Zou de mens niet in de evolutie van de aarde bestaan, dan zou ook een groot deel van de dieren niet bestaan. (…) We dienen te weten dat niet alleen de lagere diersoorten, maar ook de wereld van de mineralen en planten al lang verstard zou zijn, zich niet meer verder zou ontwikkelen, wanneer de mens niet op aarde was. (…)
Boerinnen op het land weten nog beter dan de vrouwen in de stad dat voor het bakken van een brood gist nodig is, hoe weinig ook; ze weten dat een brood niet zou rijzen wanneer er geen gist in het deeg zou zitten. Evenzo zou de aardeontwikkeling allang in de eindtoestand zijn terechtgekomen, wanneer niet voortdurend de krachten van de menselijke stoffelijke overschotten, die door de dood gescheiden worden van de geestziel, zouden overgaan in de aarde. Door deze krachten, die de aarde voortdurend ontvangt doordat stoffelijke resten van mensen aan haar worden overgegeven, respectievelijk door de krachten die in de stoffelijke overschotten huizen, wordt de evolutie van de aarde in stand gehouden. Dit bewerkstelligt dat mineralen hun kristallisatievermogen nu nog ontplooien – wat zij zonder die krachten allang meer niet zouden doen; ze zouden allang verbrokkeld, zijn opgelost. Dit bewerkstelligt ook dat planten die anders allang niet meer zouden groeien nu nog floreren. En dit geldt ook voor de lagere diersoorten. De mens schenkt zijn lichaam aan de aarde als ferment, als gist als het ware, voor de verdere ontwikkeling.

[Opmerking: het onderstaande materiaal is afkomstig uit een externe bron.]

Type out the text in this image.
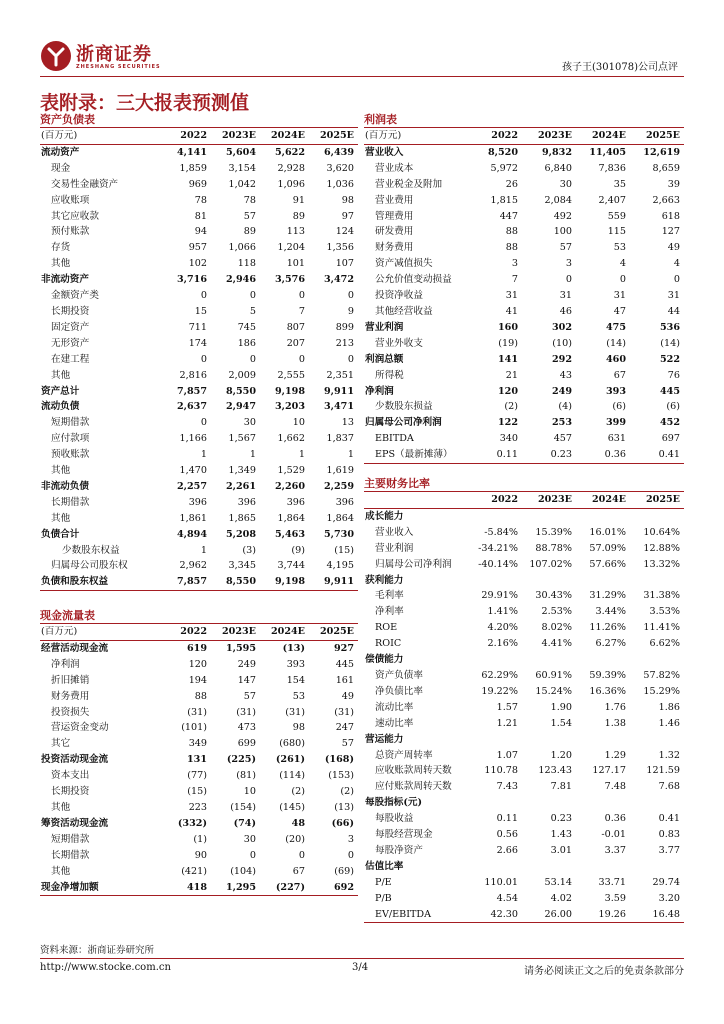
浙商证券
ZHESHANG SECURITIES	孩子王(301078)公司点评
表附录：三大报表预测值
资产负债表
(百万元)	2022	2023E	2024E	2025E
流动资产	4,141	5,604	5,622	6,439
现金	1,859	3,154	2,928	3,620
交易性金融资产	969	1,042	1,096	1,036
应收账项	78	78	91	98
其它应收款	81	57	89	97
预付账款	94	89	113	124
存货	957	1,066	1,204	1,356
其他	102	118	101	107
非流动资产	3,716	2,946	3,576	3,472
金额资产类	0	0	0	0
长期投资	15	5	7	9
固定资产	711	745	807	899
无形资产	174	186	207	213
在建工程	0	0	0	0
其他	2,816	2,009	2,555	2,351
资产总计	7,857	8,550	9,198	9,911
流动负债	2,637	2,947	3,203	3,471
短期借款	0	30	10	13
应付款项	1,166	1,567	1,662	1,837
预收账款	1	1	1	1
其他	1,470	1,349	1,529	1,619
非流动负债	2,257	2,261	2,260	2,259
长期借款	396	396	396	396
其他	1,861	1,865	1,864	1,864
负债合计	4,894	5,208	5,463	5,730
少数股东权益	1	(3)	(9)	(15)
归属母公司股东权	2,962	3,345	3,744	4,195
负债和股东权益	7,857	8,550	9,198	9,911
利润表
(百万元)	2022	2023E	2024E	2025E
营业收入	8,520	9,832	11,405	12,619
营业成本	5,972	6,840	7,836	8,659
营业税金及附加	26	30	35	39
营业费用	1,815	2,084	2,407	2,663
管理费用	447	492	559	618
研发费用	88	100	115	127
财务费用	88	57	53	49
资产减值损失	3	3	4	4
公允价值变动损益	7	0	0	0
投资净收益	31	31	31	31
其他经营收益	41	46	47	44
营业利润	160	302	475	536
营业外收支	(19)	(10)	(14)	(14)
利润总额	141	292	460	522
所得税	21	43	67	76
净利润	120	249	393	445
少数股东损益	(2)	(4)	(6)	(6)
归属母公司净利润	122	253	399	452
EBITDA	340	457	631	697
EPS（最新摊薄）	0.11	0.23	0.36	0.41
主要财务比率
	2022	2023E	2024E	2025E
成长能力				
营业收入	-5.84%	15.39%	16.01%	10.64%
营业利润	-34.21%	88.78%	57.09%	12.88%
归属母公司净利润	-40.14%	107.02%	57.66%	13.32%
获利能力				
毛利率	29.91%	30.43%	31.29%	31.38%
净利率	1.41%	2.53%	3.44%	3.53%
ROE	4.20%	8.02%	11.26%	11.41%
ROIC	2.16%	4.41%	6.27%	6.62%
偿债能力				
资产负债率	62.29%	60.91%	59.39%	57.82%
净负债比率	19.22%	15.24%	16.36%	15.29%
流动比率	1.57	1.90	1.76	1.86
速动比率	1.21	1.54	1.38	1.46
营运能力				
总资产周转率	1.07	1.20	1.29	1.32
应收账款周转天数	110.78	123.43	127.17	121.59
应付账款周转天数	7.43	7.81	7.48	7.68
每股指标(元)				
每股收益	0.11	0.23	0.36	0.41
每股经营现金	0.56	1.43	-0.01	0.83
每股净资产	2.66	3.01	3.37	3.77
估值比率				
P/E	110.01	53.14	33.71	29.74
P/B	4.54	4.02	3.59	3.20
EV/EBITDA	42.30	26.00	19.26	16.48
现金流量表
(百万元)	2022	2023E	2024E	2025E
经营活动现金流	619	1,595	(13)	927
净利润	120	249	393	445
折旧摊销	194	147	154	161
财务费用	88	57	53	49
投资损失	(31)	(31)	(31)	(31)
营运资金变动	(101)	473	98	247
其它	349	699	(680)	57
投资活动现金流	131	(225)	(261)	(168)
资本支出	(77)	(81)	(114)	(153)
长期投资	(15)	10	(2)	(2)
其他	223	(154)	(145)	(13)
筹资活动现金流	(332)	(74)	48	(66)
短期借款	(1)	30	(20)	3
长期借款	90	0	0	0
其他	(421)	(104)	67	(69)
现金净增加额	418	1,295	(227)	692
资料来源：浙商证券研究所
http://www.stocke.com.cn	3/4	请务必阅读正文之后的免责条款部分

uit: Rudolf Steiner: Algemene Menskunde als basis voor de pedagogie (GA 293) 3e voordracht 23 augustus 1919
In deze passage spreekt Rudolf Steiner hier tot de eerste vrijeschool-leraren over het mysterie van de transsubstantiatie. In de oude mysterietekens brood en wijn herkennen wij het lichaam en het bloed van Christus; het lichaam als de drager van Zijn ziel, het bloed als de drager van Zijn geest. De helende werking op wereld en mensheid, die door de komst van Christus op aarde mogelijk werd, kan voortgang vinden wanneer mensen de Christuskracht in hun harten willen opnemen.